If anyone is interested in reading this wave, please let me know and I will add you.
For handling installation and upgrade of our application, we use the debian packaging system . ( .deb package )
Context :
We are making J2EE + Flex application. Shipping and administred throught a VPN.
So not so far from you.
Fresh install and upgrade for a version to another are made through puppet ( a system for automating system administration tasks : he install our .deb )
In the .deb we have
our compiled sourcecode
the schema of the database ( handled by [db-config][1] )
binary stuff
how to install throught apt all other application needed ( mysql, tomcat ... )

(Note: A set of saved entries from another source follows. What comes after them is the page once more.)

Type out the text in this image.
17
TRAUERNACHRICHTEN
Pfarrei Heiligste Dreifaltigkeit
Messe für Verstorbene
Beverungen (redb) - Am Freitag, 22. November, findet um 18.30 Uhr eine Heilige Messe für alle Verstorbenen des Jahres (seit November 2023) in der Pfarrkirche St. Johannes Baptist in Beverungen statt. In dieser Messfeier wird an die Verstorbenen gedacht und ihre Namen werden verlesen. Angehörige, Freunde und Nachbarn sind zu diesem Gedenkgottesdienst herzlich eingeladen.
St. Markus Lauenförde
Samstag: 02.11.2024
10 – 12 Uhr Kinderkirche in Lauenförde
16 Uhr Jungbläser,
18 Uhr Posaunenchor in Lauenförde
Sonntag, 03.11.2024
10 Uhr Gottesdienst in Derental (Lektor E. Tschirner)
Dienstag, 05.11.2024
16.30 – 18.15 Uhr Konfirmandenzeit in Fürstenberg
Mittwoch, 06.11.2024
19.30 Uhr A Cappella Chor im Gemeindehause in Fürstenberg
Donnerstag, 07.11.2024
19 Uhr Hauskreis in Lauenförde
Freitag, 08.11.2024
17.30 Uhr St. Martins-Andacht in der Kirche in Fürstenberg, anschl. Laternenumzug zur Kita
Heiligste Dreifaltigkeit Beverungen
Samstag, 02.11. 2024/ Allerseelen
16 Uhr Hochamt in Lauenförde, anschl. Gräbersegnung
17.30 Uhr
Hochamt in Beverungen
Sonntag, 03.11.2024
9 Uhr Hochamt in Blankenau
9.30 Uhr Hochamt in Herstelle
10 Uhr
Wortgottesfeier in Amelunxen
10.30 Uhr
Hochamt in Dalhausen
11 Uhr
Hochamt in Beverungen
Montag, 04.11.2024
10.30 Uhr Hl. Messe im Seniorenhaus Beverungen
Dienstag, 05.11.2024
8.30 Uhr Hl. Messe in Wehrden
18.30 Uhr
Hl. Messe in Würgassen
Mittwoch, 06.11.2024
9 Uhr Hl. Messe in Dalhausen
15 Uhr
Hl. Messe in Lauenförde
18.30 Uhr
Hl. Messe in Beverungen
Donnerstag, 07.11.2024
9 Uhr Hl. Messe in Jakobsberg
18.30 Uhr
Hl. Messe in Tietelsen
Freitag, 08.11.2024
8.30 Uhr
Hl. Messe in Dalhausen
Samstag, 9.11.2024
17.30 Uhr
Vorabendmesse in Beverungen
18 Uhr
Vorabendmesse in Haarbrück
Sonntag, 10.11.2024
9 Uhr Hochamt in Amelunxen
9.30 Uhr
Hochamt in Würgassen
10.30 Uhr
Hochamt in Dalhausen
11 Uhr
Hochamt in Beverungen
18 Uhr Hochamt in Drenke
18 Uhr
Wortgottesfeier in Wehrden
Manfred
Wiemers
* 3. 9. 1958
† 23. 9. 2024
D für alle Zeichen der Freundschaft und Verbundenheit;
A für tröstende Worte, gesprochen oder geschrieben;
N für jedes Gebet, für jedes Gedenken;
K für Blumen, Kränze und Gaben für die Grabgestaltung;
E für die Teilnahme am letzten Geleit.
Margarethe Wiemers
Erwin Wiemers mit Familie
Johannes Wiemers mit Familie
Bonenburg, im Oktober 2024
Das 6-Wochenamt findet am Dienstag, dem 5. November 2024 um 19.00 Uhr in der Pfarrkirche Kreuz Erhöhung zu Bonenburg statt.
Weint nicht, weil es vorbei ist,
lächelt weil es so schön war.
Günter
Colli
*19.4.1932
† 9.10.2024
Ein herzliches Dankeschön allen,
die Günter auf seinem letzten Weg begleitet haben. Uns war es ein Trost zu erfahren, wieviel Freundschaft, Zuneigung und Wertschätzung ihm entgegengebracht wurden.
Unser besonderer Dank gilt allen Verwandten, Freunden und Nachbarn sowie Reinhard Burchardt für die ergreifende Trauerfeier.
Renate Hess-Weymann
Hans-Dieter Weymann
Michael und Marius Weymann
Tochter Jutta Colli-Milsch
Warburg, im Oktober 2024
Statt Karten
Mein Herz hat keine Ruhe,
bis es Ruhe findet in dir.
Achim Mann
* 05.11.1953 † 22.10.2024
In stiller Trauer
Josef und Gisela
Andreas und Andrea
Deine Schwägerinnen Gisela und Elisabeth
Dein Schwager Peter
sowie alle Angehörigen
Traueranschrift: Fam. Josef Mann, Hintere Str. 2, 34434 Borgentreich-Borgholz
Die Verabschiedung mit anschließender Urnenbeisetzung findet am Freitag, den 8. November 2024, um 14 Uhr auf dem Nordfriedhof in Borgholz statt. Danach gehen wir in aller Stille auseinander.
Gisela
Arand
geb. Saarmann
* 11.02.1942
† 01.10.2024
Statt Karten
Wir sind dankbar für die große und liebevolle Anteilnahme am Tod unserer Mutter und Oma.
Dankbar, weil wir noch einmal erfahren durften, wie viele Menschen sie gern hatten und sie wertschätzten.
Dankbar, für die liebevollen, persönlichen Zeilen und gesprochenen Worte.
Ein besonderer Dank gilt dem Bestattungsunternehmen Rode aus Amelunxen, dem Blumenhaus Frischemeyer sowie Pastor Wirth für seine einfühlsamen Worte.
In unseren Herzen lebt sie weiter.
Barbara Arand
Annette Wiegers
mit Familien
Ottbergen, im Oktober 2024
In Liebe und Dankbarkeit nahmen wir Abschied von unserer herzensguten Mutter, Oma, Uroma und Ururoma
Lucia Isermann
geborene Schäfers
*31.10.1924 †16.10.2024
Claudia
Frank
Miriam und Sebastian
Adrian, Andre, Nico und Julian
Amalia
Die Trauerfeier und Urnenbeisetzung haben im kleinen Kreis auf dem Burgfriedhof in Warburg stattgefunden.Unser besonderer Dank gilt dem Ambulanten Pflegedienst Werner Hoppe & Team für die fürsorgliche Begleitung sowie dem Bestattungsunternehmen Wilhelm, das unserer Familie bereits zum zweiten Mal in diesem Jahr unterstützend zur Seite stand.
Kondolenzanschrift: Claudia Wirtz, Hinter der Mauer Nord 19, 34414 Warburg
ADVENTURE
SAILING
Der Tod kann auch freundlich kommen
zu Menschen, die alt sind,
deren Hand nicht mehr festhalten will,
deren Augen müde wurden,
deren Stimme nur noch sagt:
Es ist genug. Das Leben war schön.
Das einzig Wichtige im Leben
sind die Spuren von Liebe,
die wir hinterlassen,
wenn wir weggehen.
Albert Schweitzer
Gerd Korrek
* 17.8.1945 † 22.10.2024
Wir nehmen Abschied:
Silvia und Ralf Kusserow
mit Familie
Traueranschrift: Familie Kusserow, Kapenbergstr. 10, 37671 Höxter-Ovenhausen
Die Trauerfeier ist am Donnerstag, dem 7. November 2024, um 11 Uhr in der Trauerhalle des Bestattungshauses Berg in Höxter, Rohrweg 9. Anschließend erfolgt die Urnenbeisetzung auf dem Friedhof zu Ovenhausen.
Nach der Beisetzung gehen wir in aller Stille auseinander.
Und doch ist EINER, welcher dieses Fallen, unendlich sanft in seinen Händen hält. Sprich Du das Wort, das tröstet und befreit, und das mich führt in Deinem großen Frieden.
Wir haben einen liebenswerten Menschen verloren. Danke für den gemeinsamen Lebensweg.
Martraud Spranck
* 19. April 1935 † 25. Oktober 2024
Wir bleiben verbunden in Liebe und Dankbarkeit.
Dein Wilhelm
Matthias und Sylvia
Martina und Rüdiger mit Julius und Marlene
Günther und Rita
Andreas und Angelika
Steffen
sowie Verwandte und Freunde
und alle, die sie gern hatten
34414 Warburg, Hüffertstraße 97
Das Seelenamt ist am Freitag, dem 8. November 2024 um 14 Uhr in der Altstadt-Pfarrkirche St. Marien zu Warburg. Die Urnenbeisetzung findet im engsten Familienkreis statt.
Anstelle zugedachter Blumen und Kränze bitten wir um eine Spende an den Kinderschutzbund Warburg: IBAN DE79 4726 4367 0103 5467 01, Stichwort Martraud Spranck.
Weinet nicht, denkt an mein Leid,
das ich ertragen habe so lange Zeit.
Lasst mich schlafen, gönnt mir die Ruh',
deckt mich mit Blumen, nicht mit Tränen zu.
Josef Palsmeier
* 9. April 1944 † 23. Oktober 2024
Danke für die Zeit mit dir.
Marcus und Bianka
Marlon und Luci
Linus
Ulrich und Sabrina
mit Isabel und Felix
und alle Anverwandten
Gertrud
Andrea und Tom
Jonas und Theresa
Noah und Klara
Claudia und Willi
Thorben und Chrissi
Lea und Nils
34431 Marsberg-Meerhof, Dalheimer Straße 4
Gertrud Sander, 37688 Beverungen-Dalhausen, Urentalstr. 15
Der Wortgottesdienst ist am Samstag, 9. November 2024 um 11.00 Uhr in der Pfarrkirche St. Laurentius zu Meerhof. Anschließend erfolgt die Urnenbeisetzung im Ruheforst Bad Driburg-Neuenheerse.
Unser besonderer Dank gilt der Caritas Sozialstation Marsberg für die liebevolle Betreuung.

= All stuff for a fresh install
We also add the info to go from a version to another
the script for upgrading the database ( for each version )
new binary
new stuff to lauch at the machine start ( eg : some weeks ago we have add a activeMQ server )
=> Once the .deb is made correctly, we can install or upgrade seamless in one operation. ( it's made automatically, without any prompt ).
Theire is one .deb per realease, each .deb has a version number and a signature.
You can pick any of our .deb and make a fresh install or upgrade from the actual version to the version number he hold.
The .deb is in our continous integration system. ( we build a .deb each hour, like if we are about to realease a new version )
What are the benefit ?
Install / upgrade automaticcally, with confidence.
Rollback a version
run dry are natively supported
In your precise case
* Database Schema Changes
* Database Data Changes
* Source Code changes
* Binary file changes (like images)
Database => you will have to write migration script. One for each version. ( ex : 1.2-update.sql 1.3-update.sql )
Source code and binary => add them, say in witch version they have to be copied/use
Edit : i'm not sure about source code. We are doing that with compiled code...
Some links to start :
https://wiki.ubuntu.com/PackagingGuide/Complete
http://www.debian.org/doc/manuals/maint-guide/index.fr.html#contents ( in french )
[1]: http://pwet.fr/man/linux/formats/dbconfig dbconfig
[1]: http://www.debian.org/doc/FAQ/ch-pkg_basics.en.html debian
I don't think you'll find a fail-safe mechanism.
I recommend that, when possible, you take into account compatibility with the current published source when making schema/data changes.
This way you can make a v. simple tool that runs database scripts committed to a particular svn location (you don't want diff on database changes, as if you need further modifications you need different statements).
With the above done, you can have a simple command that runs the database changes, then the binary & source code changes.
For database there is also the option of schema&data comparisons tools, these could be used to compare environments & make sure there isn't anything unexpected missing in the change scripts - could also generate the change scripts, but as I said you really want to make sure it won't break current source.
You can create a tool to do the migrations painlessly -- something similar to Peoplesoft's Patch Upgrade Assistant.
It is basically a standalone executable that reads an "Upgrade Template" and carries out tasks. The upgrade template declaratively describes the upgrade tasks or "steps". The steps could be - copy (for backing up or moving the precompiled objects like classes and othar binaries), database (for altering schema elements), SQL Scripts (for loading or transforming current data). The steps will have some predicate logic capable - if it is this, do this, else skip it and go to next etc.
The template is usually an XML file. It also provides for manual steps with instructions for manual actions. Each step also specifies if it is recoverable or not. It would also validate if the step has succeeded or not.
It may be possible to have a Open Source project around this requirement which is quite common.
You need to save git commit objects in local file and then import them into other repo/branch.